Olivero precisa che la scelta di “alzare la voce” non è dovuta principalmente al fatto che “le nostre organizzazioni non hanno risorse per andare avanti”: “E’ anche quello – dice – ma lo facciamo in virtù del dialogo fatto in passato, delle parole che il governo aveva speso dicendo che la strada giusta era quella della sussidiarietà”. “Tagli così drastici e privi di una razionalità diventano invece – afferma - la scure rispetto alla sussidiarietà del nostro paese, e le persone più deboli pagano il prezzo più alto”. “I tagli non sono questioni generiche, ma tagli sulla carne, sulle attività fatte a favore di persone: togliere l’assistenza domiciliare nell’immediato non appare evidente eppure rovina la vita delle persone, togliere i servizi di trasporto per anziani o disabili a prima vista può non apparire grave, non causa la morte di nessuno, ma incide in modo profondo sulla vita delle persone: per tutto questo ci sentiamo in dovere di alzare la voce”.
 
“Chiediamo un principio sano e intelligente: che il welfare sia considerato un investimento, e in questo – insiste Olivero – anche le regioni devono essere più attente.

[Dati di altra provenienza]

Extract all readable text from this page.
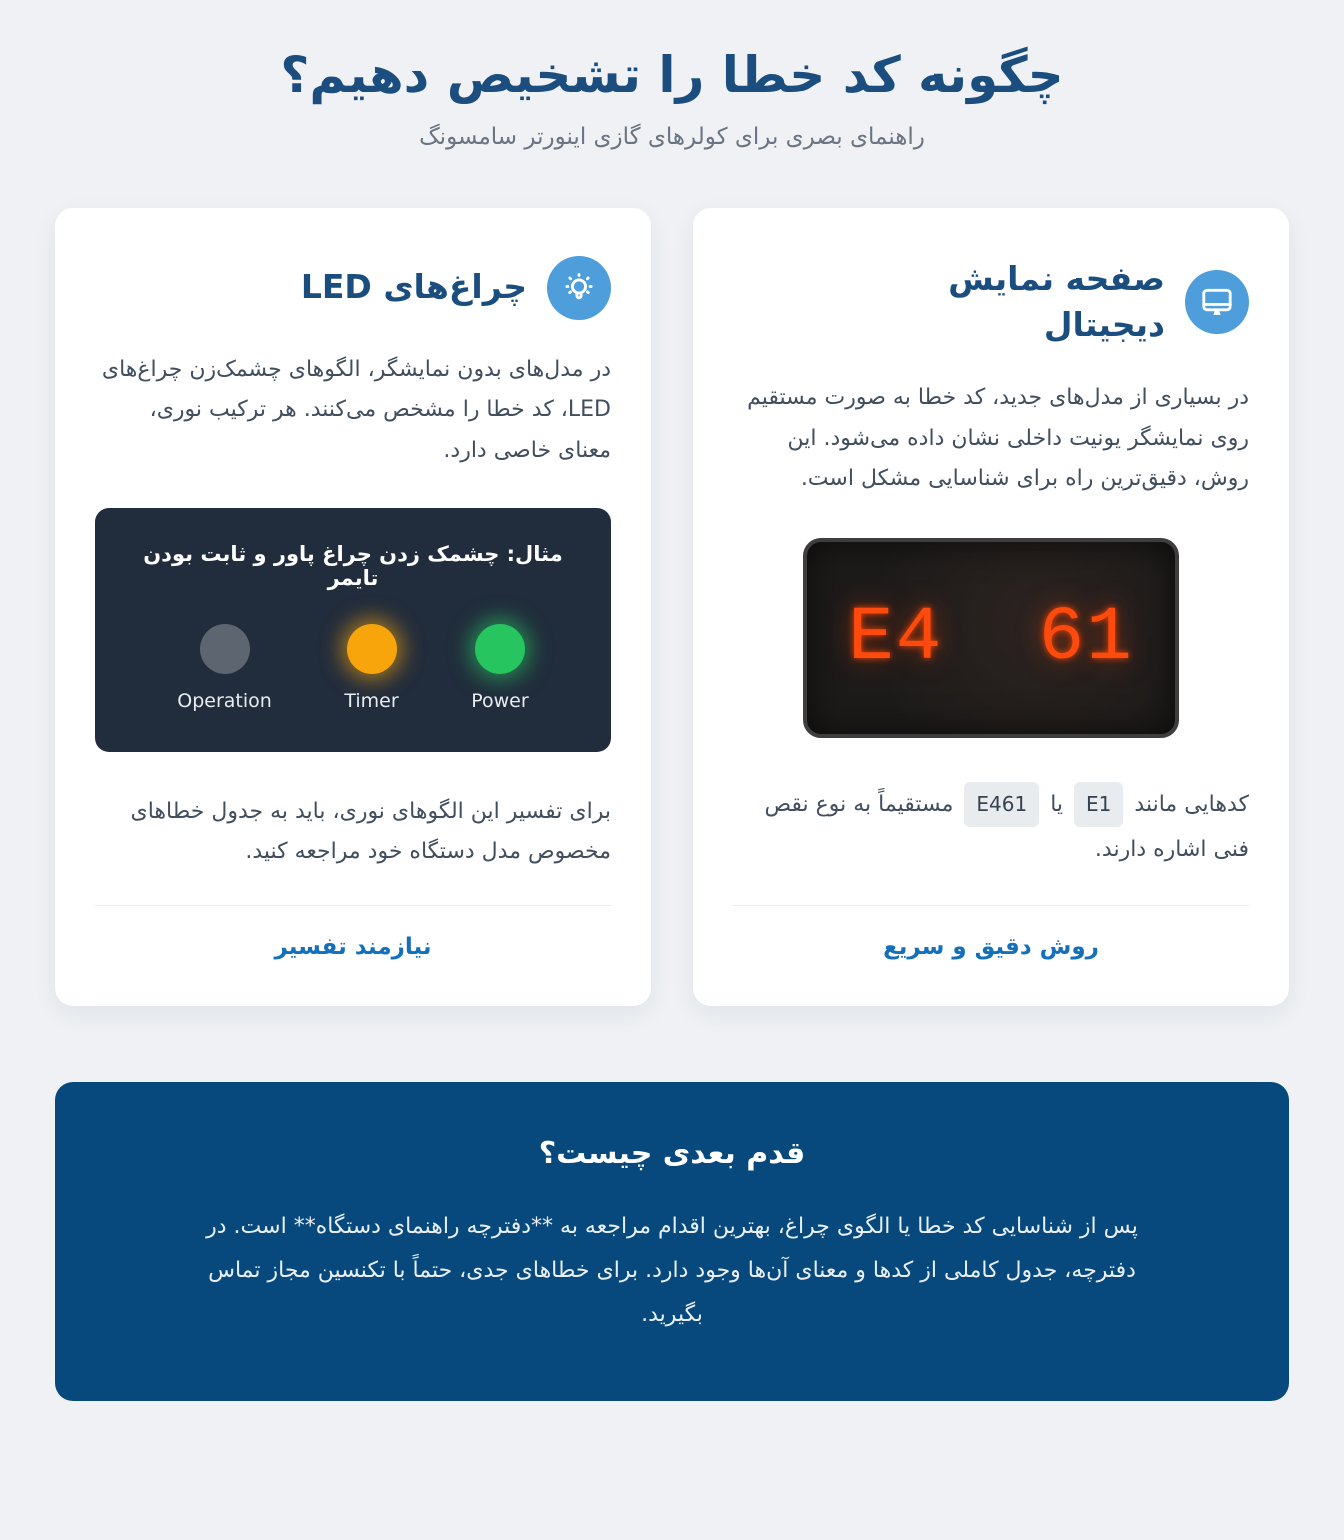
چگونه کد خطا را تشخیص دهیم؟
راهنمای بصری برای کولرهای گازی اینورتر سامسونگ
صفحه نمایش دیجیتال

در بسیاری از مدل‌های جدید، کد خطا به صورت مستقیم روی نمایشگر یونیت داخلی نشان داده می‌شود. این روش، دقیق‌ترین راه برای شناسایی مشکل است.

E4  61

کدهایی مانند E1 یا E461 مستقیماً به نوع نقص فنی اشاره دارند.

روش دقیق و سریع
چراغ‌های LED

در مدل‌های بدون نمایشگر، الگوهای چشمک‌زن چراغ‌های LED، کد خطا را مشخص می‌کنند. هر ترکیب نوری، معنای خاصی دارد.

مثال: چشمک زدن چراغ پاور و ثابت بودن تایمر
Operation	Timer	Power

برای تفسیر این الگوهای نوری، باید به جدول خطاهای مخصوص مدل دستگاه خود مراجعه کنید.

نیازمند تفسیر
قدم بعدی چیست؟

پس از شناسایی کد خطا یا الگوی چراغ، بهترین اقدام مراجعه به **دفترچه راهنمای دستگاه** است. در دفترچه، جدول کاملی از کدها و معنای آن‌ها وجود دارد. برای خطاهای جدی، حتماً با تکنسین مجاز تماس بگیرید.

E’ vero che i tagli sono nazionali, ma pur nella loro condizione di difficoltà le regioni possono compiere azioni di attenzione nei bilanci regionali. Chiediamo alle regioni di pensare ad un nuovo modello di welfare”. Per il portavoce del Forum del Terzo Settore infatti “una riforma del modello va attuata, ma questa non passa certamente per una politica che ti leva le risorse e ti spinge ad un maggiore attivismo del volontariato: un simile approccio – riflette Olivero – non può garantire diritti” e “condanna la persona a perdere la propria dignità”.